Article 20. On motion of Harry B. Stearns, duly seconded, it was unanimously voted to raise the wages of Town laborers to 65 cents per hour.

• Report of the Board of Selectmen: As stated in our 1945 report the Board complied with the request of the State and County officials to prepare and present worthy projects which would improve the safety, convenience, and health of the inhabitants of the town and provide employment. All concerned agreed that the Traffic Circle project was of prime importance. The appropriations covering the cost were made by State, County, and town and the work, while started late, advanced rapidly due to the unusually good weather prevailing.

1947

• Report of the Planning Board: Poison ivy elimination by means of Dupont "Amate" was continued during the year. The ivy growing along all main highways was sprayed as well as much of that growing along secondary highways. We believe that, although some re-seeding will occur, we have largely eliminated this health menace.

The ball park has been very extensively used by the young people of the town during the year. Leagues for both the younger and older young people were run during the spring and summer months.

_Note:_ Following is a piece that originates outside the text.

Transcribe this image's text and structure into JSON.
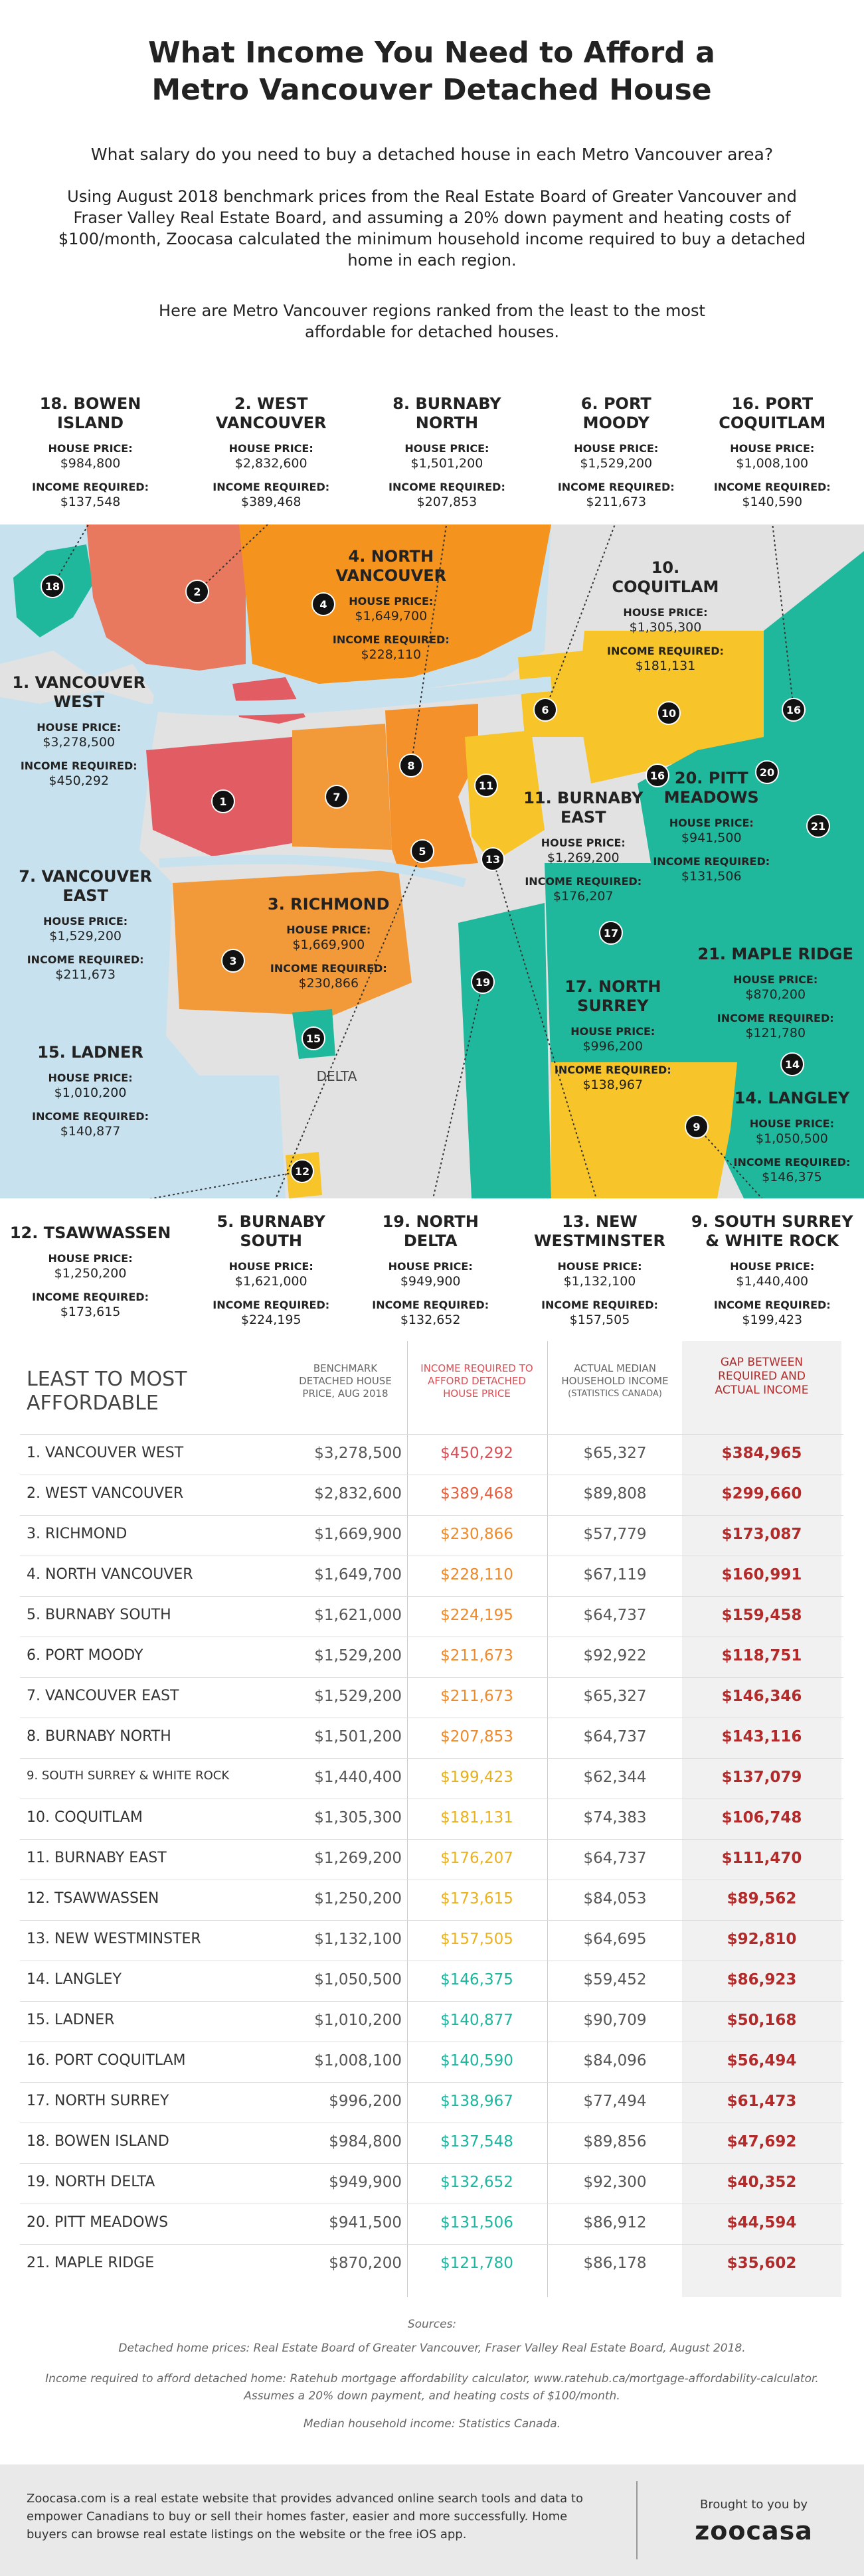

We have again attempted to reduce mosquito and fly populations in Carlisle by application of the wonder chemical DDT on stagnant water and fireholes. An extra application was made during the period when infantile paralysis was prevalent.

1948

1948 Presidential Election

Dewey — Republican- 290
Teichert — Socialist Labor — 0
Truman — Democratic — 69
Wallace — Progressive — 7
Watson — Prohibition — 2

Question No. 8 — Section 1. No person shall be elected to the office of the President more than twice, and no person who has held the office of President, or acted as President, for more than two years of a term to which some other person was elected President shall be elected to the office of the President more than once. Yes — 229; No — 67; Blanks — 85.

1949

• Report of Fire Department: The department answered 129 calls during 1949 as follows:

Automobile Fires — 3
Brush and Grass — 21
Building — 9
Electric Wires Down — 1
Investigations — 27
Inspections — 68.

Five new water holes were constructed and six were cleaned and deepened. Two new gas masks were purchased in accordance with State law. An Emerson resuscitator was purchased and the entire department personnel trained in its use. This apparatus is useful in cases of drowning, asphyxiation, electric shock and heart trouble, and is available, with a trained operator, at all times.

I hope that the Town will take favorable action on the article requesting $2,500 for the purchase of a tank truck. I feel that this will add considerably to the fire protection of the Town.

Respectfully submitted, W. D. Wilson, Fire Chief.